12 tahun berkarya di dunia seni peran, sosok Wafda masih belum puas untuk berkarya. Namun kali ini ia mengaku tidak ingin selama nya berkarya di dunia seni peran karena ia sudah mengatakan kepada para sahabat, istri dan keluarga bila di usia 40 tahun ia akan mencoba sebuah profesi baru sebagai seorang developer. Hal ini sudah menjadi bayangan Wafda sejak lama sehingga ia sudah mulai menabung untuk mewujudkan impiannya itu.

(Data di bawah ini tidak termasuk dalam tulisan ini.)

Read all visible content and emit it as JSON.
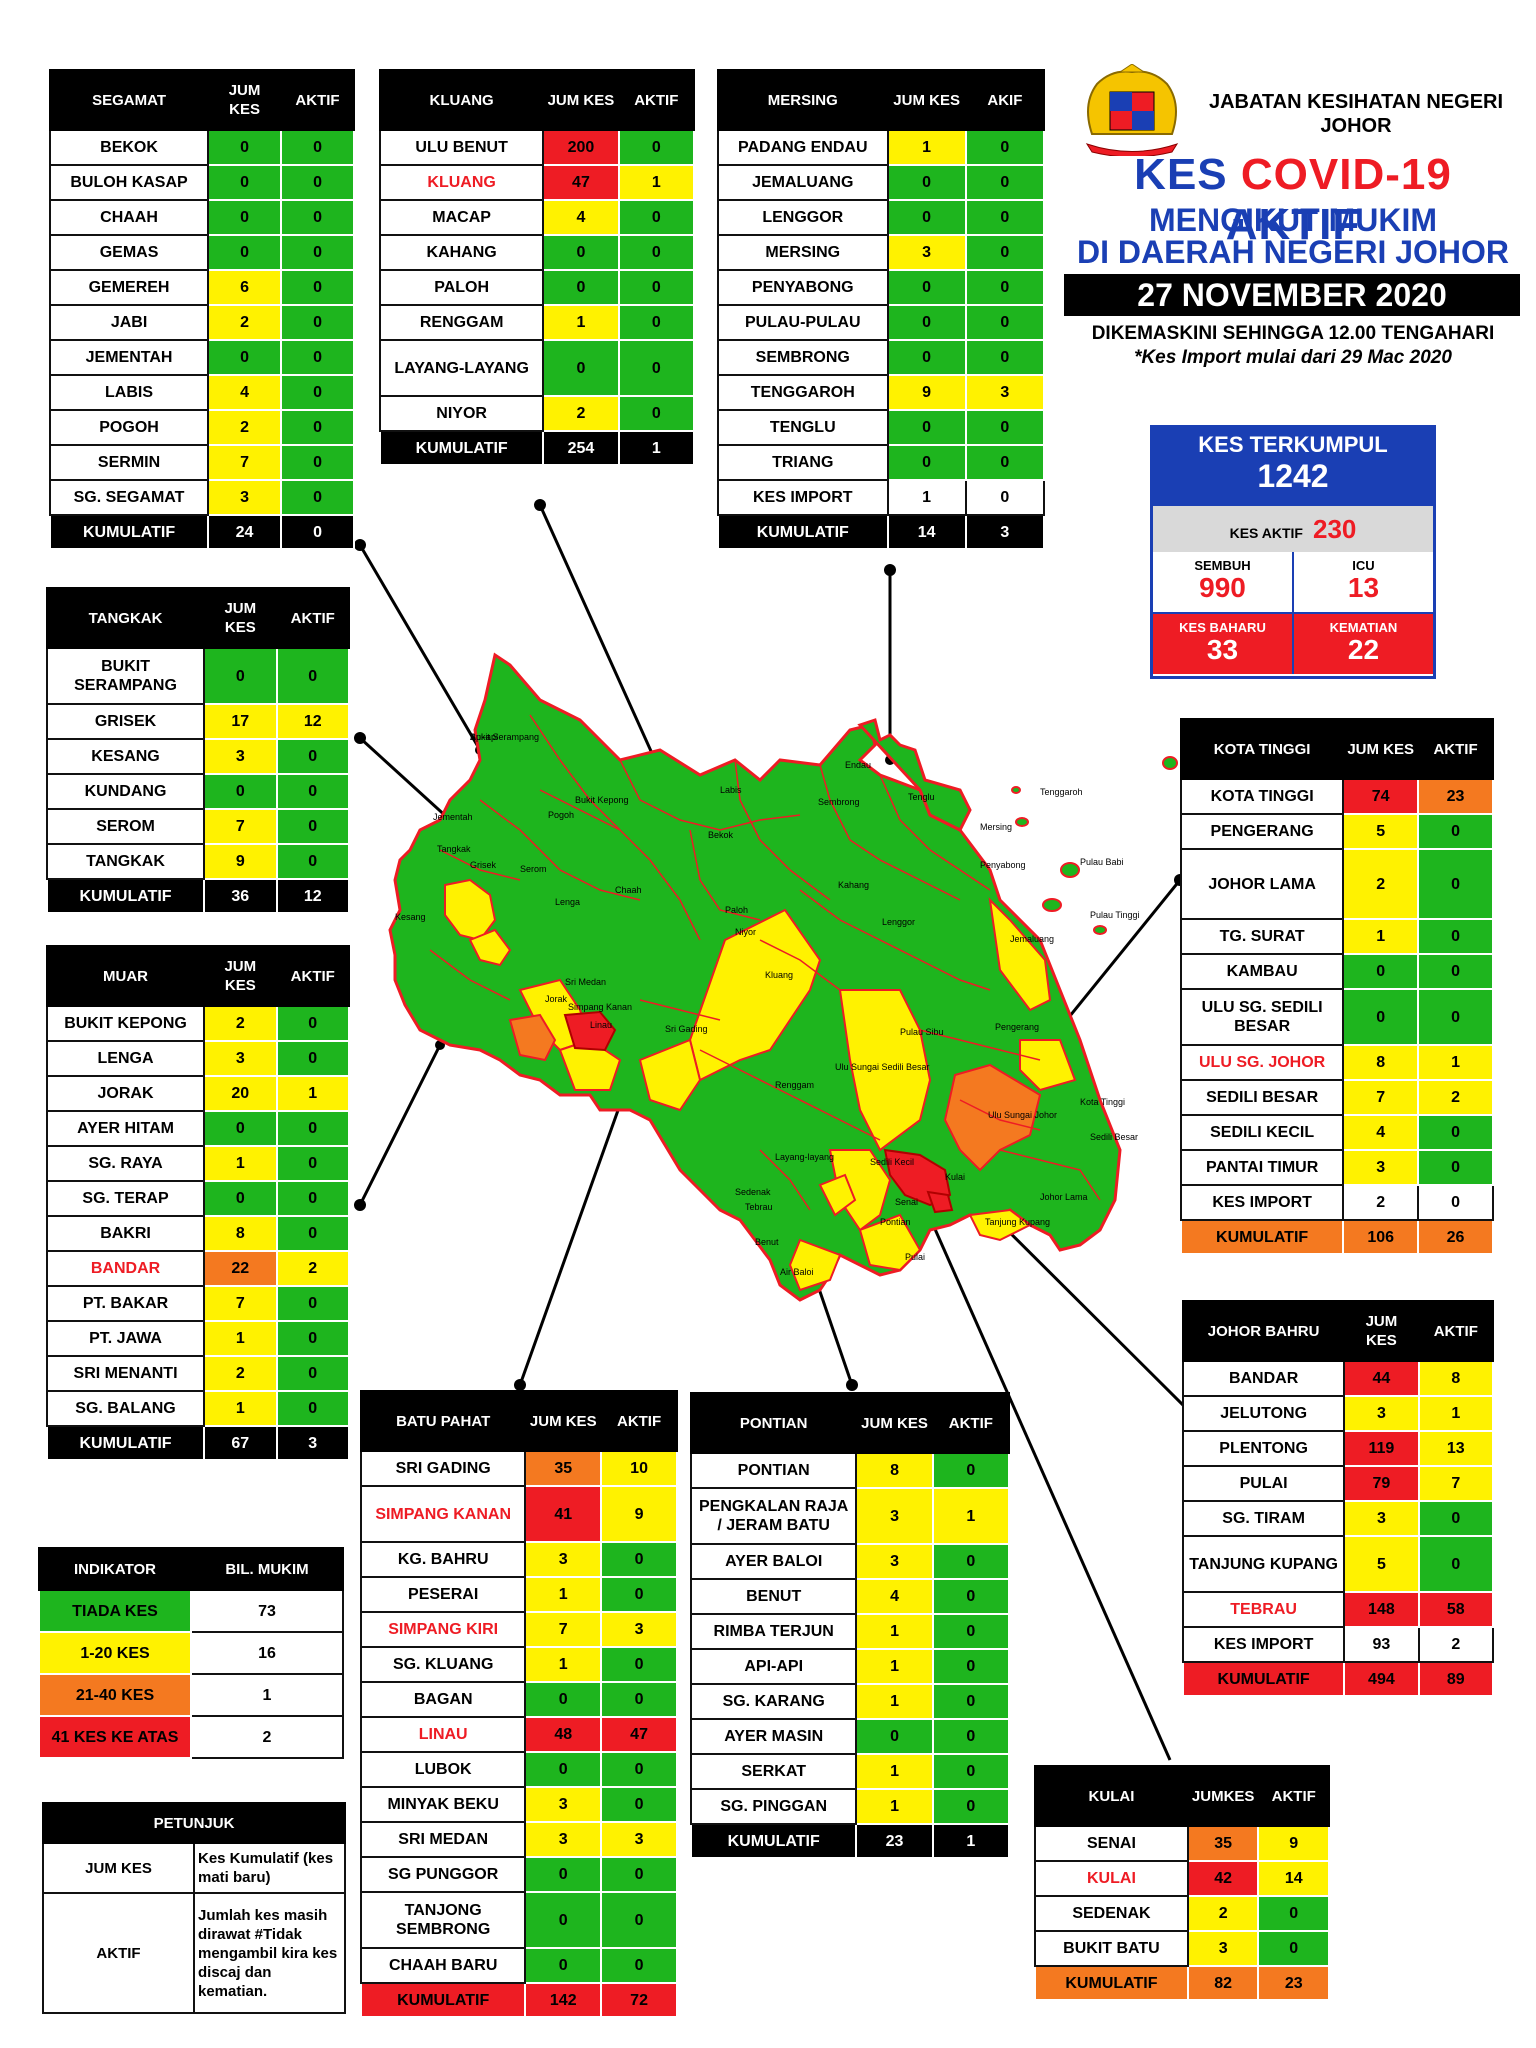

“Aku sih selalu bilang gitu ya kayak sama teman, atau sama istri di rumah, sama nyokap, umur 40 sih kayaknya gue mau jadi developer. Maksudnya, iya jual beli properti. Kayak gue selalu bilang membayangkan kayak gue pengen kayak Pak haji-pak haji yang di rumah tuh sarungan aja gitu, terus ‘Weh mana?’ ‘Oh iya ada tanah nih di sini’, ya pengennya gitu. Jadi sekarang ya kita coba menuju ke sana tahapnya nabung, kumpulin, ada aset yang bisa dibeli, beli,” tuturnya.
Tetapi Wafda menjelaskan bila ia tidak akan meninggalkan dunia seni peran yang sudah membesarkan namanya itu. Malahan ia merasa akan lebih merdeka untuk berkarya karena sudah tidak ada beban yang harus dipikirkan selain itu ia merasa akan lebih baik jika ada unsur lain yang bisa membantunya menopangnya selain berkarya di dunia seni peran.
“Justru semakin merdeka kita bermain. Kalau buat aku ini penting buat seniman, nggak tahu ya maksudnya, maaf kalau salah. Cuman menurutku kayaknya kalau kita berkesenian itu masih ada yang mengganggu pikiran kita, soal dapur, apa segala macam kayaknya tuh nggak akan merdeka deh kalau main, nggak akan lepas deh. Katakan misalnya pelukis, kalau bisa lu di ruangan itu berhari-hari, mungkin berbulan-bulan, tanpa lu mikirin ‘Aduh anak belum makan’, ‘Aduh besok bayar cicilan’. Kayaknya itu akan mengganggu si karya itu gitu,” katanya.
“Nah justru kenapa aku pengen cari sesuatu yang bisa aku pikirin, aku sibukin di luar seni peran ini ya untuk menopang aku berakting ini. Artinya aku main bisa lepas, aku bisa cari project-project yang mungkin dari segi pembayaran misalnya nggak sesuai rate, misalnya, nggak apa-apa tapi ceritanya, misinya apa segala macam gua bisa sampaikan, misinya bagus banget, ya itu sih,” tutupnya.